The savings generated by this heightened competition from biosimilars can offset the costs of supporting other drug innovations, Fredell said. “Plan sponsors will have financial headroom to afford coverage for breakthrough medicines, like GLP-1s for diabetes and obesity, as well as million-dollar gene therapies,” he said.

GLP-1s accounted for nearly a quarter of non-specialty drug spend in 2023, according to Evernorth data. By 2030, the market is expected to exceed $100 billion, with an estimated 30 million people – roughly 10% of the U.S. population – projected to use these drugs.

Gene therapies are experiencing a massive acceleration of innovation, with up to 20 new gene therapy launches expected annually starting in 2025. By the end of 2034, more than 1 million patients are projected to receive gene therapies each year, at a cost exceeding $25 billion annually.

“Beyond driving competition and lowering costs, the rise of biosimilars has the potential to reshape the pharmaceutical landscape by enabling plan sponsors to offer the next wave of innovative drug treatments to their members,” Fredell said.

Streamlining access to biosimilars

Express Scripts has long been committed to elevating the use of effective and affordable biosimilars. In 2022, it added Semglee, the first interchangeable insulin product, to its National Preferred Formulary, driving more than $20 million in savings for plan sponsors in just one year.

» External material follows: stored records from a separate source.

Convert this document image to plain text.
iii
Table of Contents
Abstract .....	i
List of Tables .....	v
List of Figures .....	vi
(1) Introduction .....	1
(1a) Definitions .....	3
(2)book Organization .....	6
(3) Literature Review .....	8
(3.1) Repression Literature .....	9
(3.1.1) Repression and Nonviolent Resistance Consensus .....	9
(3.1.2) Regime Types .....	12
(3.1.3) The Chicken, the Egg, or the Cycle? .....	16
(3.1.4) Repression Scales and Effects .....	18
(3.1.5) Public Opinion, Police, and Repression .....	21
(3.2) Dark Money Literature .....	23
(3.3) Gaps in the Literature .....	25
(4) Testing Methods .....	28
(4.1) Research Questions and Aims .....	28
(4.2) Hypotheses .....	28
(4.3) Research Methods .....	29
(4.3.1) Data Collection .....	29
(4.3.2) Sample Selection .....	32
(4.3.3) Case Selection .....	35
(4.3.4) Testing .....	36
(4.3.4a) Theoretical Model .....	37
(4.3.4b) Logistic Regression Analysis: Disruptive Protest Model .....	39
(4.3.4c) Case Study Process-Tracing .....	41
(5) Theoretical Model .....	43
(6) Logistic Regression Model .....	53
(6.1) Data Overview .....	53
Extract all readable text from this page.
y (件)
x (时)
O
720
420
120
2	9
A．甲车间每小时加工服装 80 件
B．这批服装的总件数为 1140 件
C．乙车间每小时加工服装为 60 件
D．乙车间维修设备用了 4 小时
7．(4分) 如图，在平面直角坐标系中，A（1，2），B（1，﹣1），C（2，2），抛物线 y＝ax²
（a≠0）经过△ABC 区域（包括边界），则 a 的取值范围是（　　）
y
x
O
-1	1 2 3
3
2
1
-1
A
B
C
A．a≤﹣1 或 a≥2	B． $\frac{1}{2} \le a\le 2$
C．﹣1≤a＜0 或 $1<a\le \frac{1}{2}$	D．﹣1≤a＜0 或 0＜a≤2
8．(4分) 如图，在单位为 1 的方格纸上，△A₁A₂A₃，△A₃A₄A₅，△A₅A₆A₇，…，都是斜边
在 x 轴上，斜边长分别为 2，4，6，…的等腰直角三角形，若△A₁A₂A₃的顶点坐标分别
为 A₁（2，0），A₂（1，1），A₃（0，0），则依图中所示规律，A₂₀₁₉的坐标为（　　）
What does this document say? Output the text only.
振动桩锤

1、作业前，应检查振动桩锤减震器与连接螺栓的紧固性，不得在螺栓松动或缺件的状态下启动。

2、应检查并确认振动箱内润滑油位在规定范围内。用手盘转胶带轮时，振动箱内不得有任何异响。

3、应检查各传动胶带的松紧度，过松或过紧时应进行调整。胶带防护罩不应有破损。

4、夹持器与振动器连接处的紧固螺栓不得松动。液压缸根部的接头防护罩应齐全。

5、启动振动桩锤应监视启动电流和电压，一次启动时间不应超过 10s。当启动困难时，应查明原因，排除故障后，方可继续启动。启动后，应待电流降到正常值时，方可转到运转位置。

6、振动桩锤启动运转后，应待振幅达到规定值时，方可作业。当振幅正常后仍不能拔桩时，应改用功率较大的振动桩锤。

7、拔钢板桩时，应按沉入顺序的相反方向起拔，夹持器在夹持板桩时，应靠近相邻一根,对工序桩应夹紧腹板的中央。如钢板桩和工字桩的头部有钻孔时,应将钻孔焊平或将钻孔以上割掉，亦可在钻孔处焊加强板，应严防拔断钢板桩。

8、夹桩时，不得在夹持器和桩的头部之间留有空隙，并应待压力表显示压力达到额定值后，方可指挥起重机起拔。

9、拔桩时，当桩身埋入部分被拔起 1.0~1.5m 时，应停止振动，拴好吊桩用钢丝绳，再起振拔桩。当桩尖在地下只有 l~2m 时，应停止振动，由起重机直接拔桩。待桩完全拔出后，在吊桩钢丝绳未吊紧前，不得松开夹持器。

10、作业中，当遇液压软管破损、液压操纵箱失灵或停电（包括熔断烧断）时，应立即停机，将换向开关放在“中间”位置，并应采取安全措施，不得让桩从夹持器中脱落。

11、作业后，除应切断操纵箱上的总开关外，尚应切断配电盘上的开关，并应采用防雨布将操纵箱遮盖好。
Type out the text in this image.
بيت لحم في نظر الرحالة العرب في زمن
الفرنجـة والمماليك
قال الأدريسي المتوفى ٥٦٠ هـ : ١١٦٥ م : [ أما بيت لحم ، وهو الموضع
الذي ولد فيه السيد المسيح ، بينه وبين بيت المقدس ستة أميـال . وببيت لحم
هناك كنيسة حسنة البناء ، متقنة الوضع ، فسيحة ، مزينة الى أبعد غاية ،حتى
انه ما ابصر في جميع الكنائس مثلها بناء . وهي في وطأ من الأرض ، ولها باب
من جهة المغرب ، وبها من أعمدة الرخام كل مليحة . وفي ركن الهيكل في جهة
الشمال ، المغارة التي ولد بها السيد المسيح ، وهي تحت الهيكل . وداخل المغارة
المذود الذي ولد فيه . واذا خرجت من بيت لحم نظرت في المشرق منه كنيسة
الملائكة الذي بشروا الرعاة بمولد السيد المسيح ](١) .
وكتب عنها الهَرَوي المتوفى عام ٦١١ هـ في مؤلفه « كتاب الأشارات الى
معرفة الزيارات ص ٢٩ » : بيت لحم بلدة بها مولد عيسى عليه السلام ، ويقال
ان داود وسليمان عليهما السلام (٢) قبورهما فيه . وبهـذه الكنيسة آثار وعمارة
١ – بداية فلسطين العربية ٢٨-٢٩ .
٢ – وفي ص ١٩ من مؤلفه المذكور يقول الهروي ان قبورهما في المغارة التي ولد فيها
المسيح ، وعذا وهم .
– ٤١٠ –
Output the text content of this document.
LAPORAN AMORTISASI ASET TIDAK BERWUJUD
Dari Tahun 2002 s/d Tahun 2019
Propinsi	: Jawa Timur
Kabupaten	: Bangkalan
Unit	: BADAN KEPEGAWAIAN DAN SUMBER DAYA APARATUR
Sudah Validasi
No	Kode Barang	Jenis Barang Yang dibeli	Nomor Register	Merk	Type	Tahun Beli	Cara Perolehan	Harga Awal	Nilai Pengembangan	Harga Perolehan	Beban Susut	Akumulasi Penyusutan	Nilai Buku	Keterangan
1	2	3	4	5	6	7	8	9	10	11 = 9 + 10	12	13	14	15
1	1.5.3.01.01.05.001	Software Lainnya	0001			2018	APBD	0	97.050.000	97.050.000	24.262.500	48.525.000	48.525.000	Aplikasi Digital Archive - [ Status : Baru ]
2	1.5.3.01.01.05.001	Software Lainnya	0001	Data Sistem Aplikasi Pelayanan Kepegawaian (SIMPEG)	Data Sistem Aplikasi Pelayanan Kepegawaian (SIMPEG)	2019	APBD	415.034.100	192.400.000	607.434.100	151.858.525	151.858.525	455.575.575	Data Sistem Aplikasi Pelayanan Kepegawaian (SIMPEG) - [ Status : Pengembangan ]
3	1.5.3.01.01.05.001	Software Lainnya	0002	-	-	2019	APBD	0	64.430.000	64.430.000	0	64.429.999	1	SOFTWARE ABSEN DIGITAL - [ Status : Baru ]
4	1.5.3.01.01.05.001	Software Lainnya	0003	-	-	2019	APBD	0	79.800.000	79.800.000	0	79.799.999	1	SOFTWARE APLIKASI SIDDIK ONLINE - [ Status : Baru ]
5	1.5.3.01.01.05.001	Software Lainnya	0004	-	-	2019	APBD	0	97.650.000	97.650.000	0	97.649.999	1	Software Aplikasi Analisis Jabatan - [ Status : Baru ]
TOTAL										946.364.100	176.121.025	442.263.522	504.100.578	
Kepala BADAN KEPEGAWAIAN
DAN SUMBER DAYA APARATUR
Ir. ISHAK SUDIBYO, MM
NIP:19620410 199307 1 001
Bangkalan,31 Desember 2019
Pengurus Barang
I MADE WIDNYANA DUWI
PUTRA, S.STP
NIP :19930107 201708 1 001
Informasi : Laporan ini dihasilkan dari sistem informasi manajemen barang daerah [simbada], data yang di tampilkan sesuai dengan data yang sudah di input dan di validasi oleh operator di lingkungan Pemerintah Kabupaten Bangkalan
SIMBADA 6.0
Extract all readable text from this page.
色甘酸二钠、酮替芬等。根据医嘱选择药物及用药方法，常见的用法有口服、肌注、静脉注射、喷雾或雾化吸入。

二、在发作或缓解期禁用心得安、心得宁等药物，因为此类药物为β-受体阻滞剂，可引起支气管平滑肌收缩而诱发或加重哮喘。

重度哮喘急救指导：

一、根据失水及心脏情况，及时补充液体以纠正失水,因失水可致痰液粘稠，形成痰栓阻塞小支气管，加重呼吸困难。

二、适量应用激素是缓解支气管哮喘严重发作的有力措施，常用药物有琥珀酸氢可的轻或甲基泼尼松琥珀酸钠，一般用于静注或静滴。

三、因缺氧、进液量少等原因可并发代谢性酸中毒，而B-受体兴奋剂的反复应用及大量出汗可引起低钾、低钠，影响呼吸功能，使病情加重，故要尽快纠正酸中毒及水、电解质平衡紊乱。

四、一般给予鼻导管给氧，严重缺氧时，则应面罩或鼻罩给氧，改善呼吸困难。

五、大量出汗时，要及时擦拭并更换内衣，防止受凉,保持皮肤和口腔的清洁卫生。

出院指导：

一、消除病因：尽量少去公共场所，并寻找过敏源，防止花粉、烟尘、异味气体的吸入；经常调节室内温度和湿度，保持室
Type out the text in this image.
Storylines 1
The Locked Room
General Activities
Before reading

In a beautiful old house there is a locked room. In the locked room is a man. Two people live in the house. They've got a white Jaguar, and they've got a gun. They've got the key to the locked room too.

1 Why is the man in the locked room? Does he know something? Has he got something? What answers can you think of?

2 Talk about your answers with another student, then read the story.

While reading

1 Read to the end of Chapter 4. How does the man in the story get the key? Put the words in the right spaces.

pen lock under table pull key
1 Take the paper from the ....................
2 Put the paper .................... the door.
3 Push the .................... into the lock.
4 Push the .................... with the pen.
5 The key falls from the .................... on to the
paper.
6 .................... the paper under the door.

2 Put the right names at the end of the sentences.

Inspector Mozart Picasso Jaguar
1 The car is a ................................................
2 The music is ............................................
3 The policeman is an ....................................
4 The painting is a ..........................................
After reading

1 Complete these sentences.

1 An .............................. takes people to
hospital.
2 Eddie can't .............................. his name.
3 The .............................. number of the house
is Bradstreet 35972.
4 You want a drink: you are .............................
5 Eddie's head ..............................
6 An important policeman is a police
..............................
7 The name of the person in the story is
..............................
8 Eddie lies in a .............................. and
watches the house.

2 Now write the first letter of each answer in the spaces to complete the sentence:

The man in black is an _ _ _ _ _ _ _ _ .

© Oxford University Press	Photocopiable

The company plans to remove Humira from commercial formularies in 2025 to drive competition and lower costs while ensuring seamless patient care with the availability of multiple interchangeable biosimilars.

Fredell stressed that cost is the last item taken into account when considering a biosimilar for drug formularies. “First we check each biosimilar’s clinical efficacy, safety, interchangeability, available supply, dose, and concentration,” he said, adding that this clinical-first approach ensures a positive, seamless patient experience with more affordable drug options. 

By continuing to foster competition with effective biosimilars, Express Scripts can further bend pharmaceutical cost trends for plan sponsors, supporting savings today and drug innovation in the future.